InterPrac is being sued by the corporate regulator ASIC for its role in the $1 billion collapse. Financial adviser Ferras Merhi, who was an authorised representative of InterPrac, is also being sued and is alleged to have signed 6000 Statements of Advice within a three-year period and taken millions from the funds for marketing.

InterPrac is the only solvent licensee implicated in the Shield and First Guardian collapse. Financial Services Group Australia, United Global Capital, Next Generation Advice and MWL Financial Services have all had their licenses cancelled by the regulator.

AFCA has given indefinite membership extensions of the insolvent licensees implicated in Shield and First Guardian, due to concerns that investors impacted by the $1 billion collapse may not have had a chance to lodge a complaint.

Despite there being no new date to terminate the AFCA memberships of those firms, the extension isn’t expected to be permanent.

While being the only solvent licensee – and part of the ASX-listed Sequoia Financial Group – the industry and Shield and First Guardian victims harboured concerns that the organisation would consider a phoenixing strategy which the company denied it would be pursuing last year.

These concerns arose as Sequoia previously put its Libertas licensee into voluntary administration, which saw an AFCA determination against the licensee go through to the Compensation Scheme of Last Resort.
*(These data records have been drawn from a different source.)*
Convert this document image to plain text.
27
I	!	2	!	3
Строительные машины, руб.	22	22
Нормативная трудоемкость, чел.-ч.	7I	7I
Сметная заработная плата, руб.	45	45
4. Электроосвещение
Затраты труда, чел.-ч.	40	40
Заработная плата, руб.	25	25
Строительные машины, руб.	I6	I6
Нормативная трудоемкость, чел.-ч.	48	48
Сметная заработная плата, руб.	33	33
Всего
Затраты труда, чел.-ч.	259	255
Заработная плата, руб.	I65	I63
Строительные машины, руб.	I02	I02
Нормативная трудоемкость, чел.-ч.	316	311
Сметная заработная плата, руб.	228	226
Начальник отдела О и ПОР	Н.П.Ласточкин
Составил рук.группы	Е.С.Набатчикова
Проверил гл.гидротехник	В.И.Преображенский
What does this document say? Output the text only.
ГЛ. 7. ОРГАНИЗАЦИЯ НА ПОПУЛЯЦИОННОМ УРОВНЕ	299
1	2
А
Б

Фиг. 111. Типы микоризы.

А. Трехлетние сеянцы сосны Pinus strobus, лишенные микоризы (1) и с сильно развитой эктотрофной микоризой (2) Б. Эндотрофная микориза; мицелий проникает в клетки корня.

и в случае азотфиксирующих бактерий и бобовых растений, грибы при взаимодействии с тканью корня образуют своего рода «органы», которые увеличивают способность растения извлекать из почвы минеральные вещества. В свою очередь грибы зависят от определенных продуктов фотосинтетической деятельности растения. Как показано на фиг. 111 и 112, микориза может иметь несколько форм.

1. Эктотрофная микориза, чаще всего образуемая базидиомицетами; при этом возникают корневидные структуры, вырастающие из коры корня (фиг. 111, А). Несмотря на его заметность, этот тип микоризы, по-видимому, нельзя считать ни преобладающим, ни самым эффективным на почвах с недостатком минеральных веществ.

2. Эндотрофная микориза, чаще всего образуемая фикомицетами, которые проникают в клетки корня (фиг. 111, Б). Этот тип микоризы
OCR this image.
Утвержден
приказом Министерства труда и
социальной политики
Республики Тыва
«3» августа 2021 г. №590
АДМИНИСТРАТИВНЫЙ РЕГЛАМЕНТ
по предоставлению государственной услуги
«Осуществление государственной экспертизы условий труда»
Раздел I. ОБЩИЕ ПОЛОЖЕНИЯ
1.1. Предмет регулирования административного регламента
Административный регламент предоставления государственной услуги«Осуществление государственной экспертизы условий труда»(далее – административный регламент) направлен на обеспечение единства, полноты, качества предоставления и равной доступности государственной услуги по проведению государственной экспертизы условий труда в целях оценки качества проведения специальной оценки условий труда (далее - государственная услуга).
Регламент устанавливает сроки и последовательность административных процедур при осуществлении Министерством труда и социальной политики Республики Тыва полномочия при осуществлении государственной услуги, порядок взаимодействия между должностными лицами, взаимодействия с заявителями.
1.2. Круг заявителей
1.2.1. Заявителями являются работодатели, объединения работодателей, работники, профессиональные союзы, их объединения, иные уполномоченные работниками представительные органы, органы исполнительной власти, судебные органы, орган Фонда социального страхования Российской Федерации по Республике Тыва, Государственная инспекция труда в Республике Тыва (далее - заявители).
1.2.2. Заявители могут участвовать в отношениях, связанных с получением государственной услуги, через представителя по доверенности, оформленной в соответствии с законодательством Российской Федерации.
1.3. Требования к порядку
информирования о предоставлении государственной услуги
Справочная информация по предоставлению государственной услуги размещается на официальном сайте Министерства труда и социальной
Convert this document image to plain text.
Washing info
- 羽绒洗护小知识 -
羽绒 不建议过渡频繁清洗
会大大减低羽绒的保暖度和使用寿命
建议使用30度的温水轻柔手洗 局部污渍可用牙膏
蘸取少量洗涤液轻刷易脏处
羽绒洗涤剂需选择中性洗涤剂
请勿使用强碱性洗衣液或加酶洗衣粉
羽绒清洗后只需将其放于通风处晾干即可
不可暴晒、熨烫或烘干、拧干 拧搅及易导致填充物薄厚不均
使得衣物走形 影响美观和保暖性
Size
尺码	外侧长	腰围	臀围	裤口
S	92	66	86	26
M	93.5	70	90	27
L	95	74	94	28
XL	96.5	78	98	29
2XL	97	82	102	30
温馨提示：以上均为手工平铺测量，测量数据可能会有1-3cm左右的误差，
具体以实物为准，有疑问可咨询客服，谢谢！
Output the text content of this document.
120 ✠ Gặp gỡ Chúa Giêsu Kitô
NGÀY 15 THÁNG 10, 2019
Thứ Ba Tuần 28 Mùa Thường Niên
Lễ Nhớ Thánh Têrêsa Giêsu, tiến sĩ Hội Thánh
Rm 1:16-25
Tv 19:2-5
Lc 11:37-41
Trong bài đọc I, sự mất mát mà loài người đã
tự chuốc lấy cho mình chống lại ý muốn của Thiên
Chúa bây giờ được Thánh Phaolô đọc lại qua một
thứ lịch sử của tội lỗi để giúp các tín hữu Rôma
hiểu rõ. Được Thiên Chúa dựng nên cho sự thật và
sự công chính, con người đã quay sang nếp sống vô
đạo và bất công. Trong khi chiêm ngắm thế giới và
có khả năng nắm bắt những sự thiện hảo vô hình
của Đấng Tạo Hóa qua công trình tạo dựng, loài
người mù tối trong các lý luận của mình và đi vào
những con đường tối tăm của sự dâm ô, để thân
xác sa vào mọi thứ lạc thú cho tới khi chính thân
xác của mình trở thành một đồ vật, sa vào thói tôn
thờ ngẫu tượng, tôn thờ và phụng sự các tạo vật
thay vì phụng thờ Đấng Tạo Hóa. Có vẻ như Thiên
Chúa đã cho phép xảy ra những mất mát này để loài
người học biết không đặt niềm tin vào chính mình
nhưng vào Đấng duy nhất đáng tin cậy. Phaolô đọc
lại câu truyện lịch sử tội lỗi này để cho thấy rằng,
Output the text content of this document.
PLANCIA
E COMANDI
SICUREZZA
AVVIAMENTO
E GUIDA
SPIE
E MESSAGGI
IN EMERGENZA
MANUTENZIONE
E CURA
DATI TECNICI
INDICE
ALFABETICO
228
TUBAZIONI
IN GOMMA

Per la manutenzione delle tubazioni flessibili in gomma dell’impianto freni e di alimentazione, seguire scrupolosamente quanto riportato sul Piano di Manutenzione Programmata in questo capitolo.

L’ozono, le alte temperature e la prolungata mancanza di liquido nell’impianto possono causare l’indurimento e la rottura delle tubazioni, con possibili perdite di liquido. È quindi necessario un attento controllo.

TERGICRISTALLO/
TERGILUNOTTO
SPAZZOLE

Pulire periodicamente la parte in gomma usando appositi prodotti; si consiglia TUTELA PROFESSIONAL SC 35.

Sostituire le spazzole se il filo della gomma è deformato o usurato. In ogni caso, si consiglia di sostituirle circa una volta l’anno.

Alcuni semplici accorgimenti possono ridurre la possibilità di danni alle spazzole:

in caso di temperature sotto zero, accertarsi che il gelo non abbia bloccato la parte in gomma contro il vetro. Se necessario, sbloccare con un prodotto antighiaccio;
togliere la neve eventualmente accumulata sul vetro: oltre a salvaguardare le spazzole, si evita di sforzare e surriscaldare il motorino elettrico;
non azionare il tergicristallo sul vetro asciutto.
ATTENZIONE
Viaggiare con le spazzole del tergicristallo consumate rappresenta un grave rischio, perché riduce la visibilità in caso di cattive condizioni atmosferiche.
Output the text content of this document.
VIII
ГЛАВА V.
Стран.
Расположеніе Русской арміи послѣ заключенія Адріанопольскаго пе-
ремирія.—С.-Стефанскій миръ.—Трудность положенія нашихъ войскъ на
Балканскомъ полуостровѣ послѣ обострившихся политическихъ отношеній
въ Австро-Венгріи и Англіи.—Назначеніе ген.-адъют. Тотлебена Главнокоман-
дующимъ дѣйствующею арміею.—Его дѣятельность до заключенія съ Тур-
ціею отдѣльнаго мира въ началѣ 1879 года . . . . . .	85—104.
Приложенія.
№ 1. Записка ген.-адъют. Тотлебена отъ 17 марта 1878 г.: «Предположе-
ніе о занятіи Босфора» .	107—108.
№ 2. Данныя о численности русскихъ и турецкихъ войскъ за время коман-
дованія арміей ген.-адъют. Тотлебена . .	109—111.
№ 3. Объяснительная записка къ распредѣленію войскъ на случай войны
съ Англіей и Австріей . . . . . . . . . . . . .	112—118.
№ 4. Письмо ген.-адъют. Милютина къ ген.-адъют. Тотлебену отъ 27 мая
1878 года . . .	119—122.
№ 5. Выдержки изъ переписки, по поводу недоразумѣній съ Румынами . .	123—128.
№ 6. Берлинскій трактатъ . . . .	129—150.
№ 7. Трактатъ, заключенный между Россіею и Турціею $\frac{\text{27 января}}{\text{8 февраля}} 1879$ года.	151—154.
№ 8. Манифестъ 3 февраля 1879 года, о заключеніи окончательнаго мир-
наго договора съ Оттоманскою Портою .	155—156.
Sequoia revealed during its half-year results that it would seek to withdraw a cross-guarantee between its subsidiary licensees that tied together its liabilities, however ASIC intervened days later forcing the group to withdraw the application.

Former ASIC Commissioner Danielle Press quit a governance committee established by Sequoia Financial Group just seven months after she was recruited to help lift governance standards at InterPrac Financial Planning.

Investments in Shield and First Guardian grew due to a sophisticated network of lead generators that contacted people who used online ‘superannuation health check’ advertisements and used high-pressure sales tactics to refer them to financial advisers.

ASIC acted against the Shield and First Guardian funds over concerns investor money was being misused on high-risk investments, pet projects of the directors and personal expenses.

The regulator has taken action against the “gatekeepers” who weren’t related parties to the collapse, but were otherwise responsible for alleged due diligence failures.

ASIC has come to agreements with Macquarie and Netwealth to remediate consumers back to their starting position before being rolled over into either Shield or First Guardian, but Equity Trustees and Diversa Trustees chose to instead fight the regulator in court.

Diversa was responsible for Your Choice Super, Praemium Super and Aus Prac Super platforms while Equity Trustees was responsible for NQ Super and DASH’s Super Simplifier.

Diversa and Equity Trustees contend their situation was different to that of Macquarie and Netwealth who were the branded trustee and platform.

SQM Research is also being sued for preparing reports on the funds that contained misleading representations and that its processes fell short of expected standards.